Akhirnya Pengembala itik itu menyilahkan masuk kerumahnya.
“Tuan-tuan
bila tuan –tuan ingin mengetahui hakekat ilmu sejati pergilah kemana
saja yang bisa kau temukan tempat tempat paling sepi….”Demikian wejangan
pertama, kemudian tanpa panjang lebar para ulama Khos tersebut di bagi
tiga kelompok menyebar. Kelompok pertama yakin di tepi pantai adalah
tempat yang paling sepi, kelompok kedua pergi ke goa di lereng gunung
dan kelompok ketiga pergi ke tengah hutan.
Setelah
mereka sampai mereka berkumpul dan menyeritakan pengalaman dan
argumentasi masing-masing.Tetapi sungguh terkejut bahwa semua
argumentasinya di salahkan, “ dalam dunia hakekat seorang salik haruslah berpegangan pada tiga ujaran yaitu ojo rumongso biso, ojo rumangso weruh lan ojo rumongso ngerti….tempat yang sepi di dunia ini tidak ada kecuali hanya ada dalam diri tuan-tuan dan itu pun hanya bisa kalau tuan-tuan bisa berhenti, meneng….. “
Demikian
ujarnya, ditengah suasana ramah temah tersebut tiba tiba dari belakang
ruang tamu terdengar seorang wanita membentak mbah Sabar,” Bapake! Malah
hanya duduk-duduk ngobrol ngoyo woro tidak ada gunanya …..ayo cepat segare anggon Bebekmu, itu sudah pada teriak teriak kelaparan, aku kebrebegen ki…….” Para
ulama Khos terkejut bukan kepalang tidak sopan perempuan itu pikirnya.
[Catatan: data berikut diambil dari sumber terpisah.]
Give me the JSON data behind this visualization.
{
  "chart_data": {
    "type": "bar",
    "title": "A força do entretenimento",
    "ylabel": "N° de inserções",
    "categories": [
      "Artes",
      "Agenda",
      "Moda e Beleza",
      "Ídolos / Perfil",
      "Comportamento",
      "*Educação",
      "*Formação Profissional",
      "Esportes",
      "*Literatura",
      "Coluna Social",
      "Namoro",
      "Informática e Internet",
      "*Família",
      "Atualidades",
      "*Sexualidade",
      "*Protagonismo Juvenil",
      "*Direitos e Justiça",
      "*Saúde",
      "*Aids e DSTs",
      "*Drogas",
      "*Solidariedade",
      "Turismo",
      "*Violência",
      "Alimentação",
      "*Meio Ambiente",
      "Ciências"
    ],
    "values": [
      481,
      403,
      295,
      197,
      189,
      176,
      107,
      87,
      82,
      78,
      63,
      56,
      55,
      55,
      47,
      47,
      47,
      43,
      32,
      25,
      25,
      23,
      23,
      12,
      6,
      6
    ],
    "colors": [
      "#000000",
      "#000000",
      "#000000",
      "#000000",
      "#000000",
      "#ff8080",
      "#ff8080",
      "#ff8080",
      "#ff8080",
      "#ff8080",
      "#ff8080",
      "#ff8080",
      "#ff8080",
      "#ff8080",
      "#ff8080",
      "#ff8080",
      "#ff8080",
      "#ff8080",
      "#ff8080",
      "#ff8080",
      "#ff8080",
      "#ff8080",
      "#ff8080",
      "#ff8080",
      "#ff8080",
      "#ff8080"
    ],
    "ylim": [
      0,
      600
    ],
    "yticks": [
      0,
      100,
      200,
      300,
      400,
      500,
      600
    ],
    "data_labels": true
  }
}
Dan di tanyakanlah siapakah gerangan perempuan itu pada mbah Sabar
tersebut, “ Dialah guru saya………”.
“Sekaranglah
pulanglah tuan-tuan, anda sudah ketemu yang anda cari hanya biginilah
gerangan yang anda sebut Kiai Almukarom Sabaruddin”. Mereka sungkem cium tangan dan pamit.